Keywords: radiotherapy, hyposalivation, xerostomia, prevention, palliative care, gene transfer, stem cell therapy
Introduction
Radiotherapy plays a pivotal role in the curative treatment of the majority of patients with head and neck cancer, either as single modality or in combination with surgery and/or chemotherapy. Despite the beneficial effects of radiotherapy in loco-regional tumor control, the damage inflicted to normal tissues surrounding the tumor may cause severe complications. In particular, co-irradiation of the salivary glands during the treatment of head and neck cancer results in a progressive loss of gland function (hyposalivation) beginning early in the course of radiotherapy.1
Oral sequelae resulting from radiation injury of salivary gland tissue
Quantitative and qualitative salivary changes predispose the irradiated patient to a variety of problems that develop either directly or indirectly as a result of diminished salivary output. 2–4 These include oral dryness, impairment of normal oral functions (speech, chewing and swallowing) because of insufficient wetting, and decreased lubrication of the mucosal surfaces and of ingested food. Furthermore, the oral mucosa can become dry and atrophic, leading to frequent ulceration and injury.

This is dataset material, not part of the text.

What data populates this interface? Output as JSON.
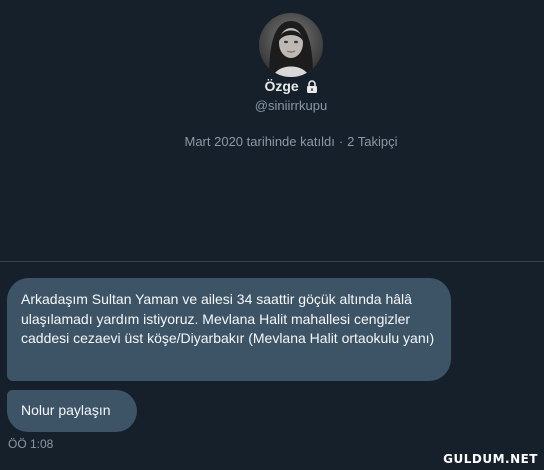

Finally, the shift in oral microflora towards cariogenic bacteria, the reduced salivary flow (oral clearance), and changes in saliva composition (decreased buffer capacity, pH, immunoprotein concentrations), may result in rapidly progressing radiation caries.2,5
Although most studies focus on salivary flow, other endpoints related to salivary function, such as patient-rated xerostomia and physician-rated RTOG xerostomia, are probably of even more clinical relevance.6,7 Importantly, the subjective symptom of xerostomia may not always correlate with salivary flow rates. For understanding this phenomenon, one should be aware that saliva enters the mouth at several locations, and that the different glandular secretions are not well mixed.8 For example, the contribution of parotid saliva to (un)stimulated whole saliva varies from site to site, ranging from being the major contributor to whole saliva collected buccally from the maxillary molars to being almost non-contributing to whole saliva collected in the incisor region.9 The wide variation in local contribution of the various salivary glands to whole saliva is also obvious when assessing mucosal wetness as the thickness of the salivary layer on the oral mucosa is much thinner in the labial and anterior hard palatal region than on the buccal mucosa and anterior tongue.10 These phenomana might explain, at least in part, the differences reported in the literature about level of hyposalivation and sensation of oral dryness.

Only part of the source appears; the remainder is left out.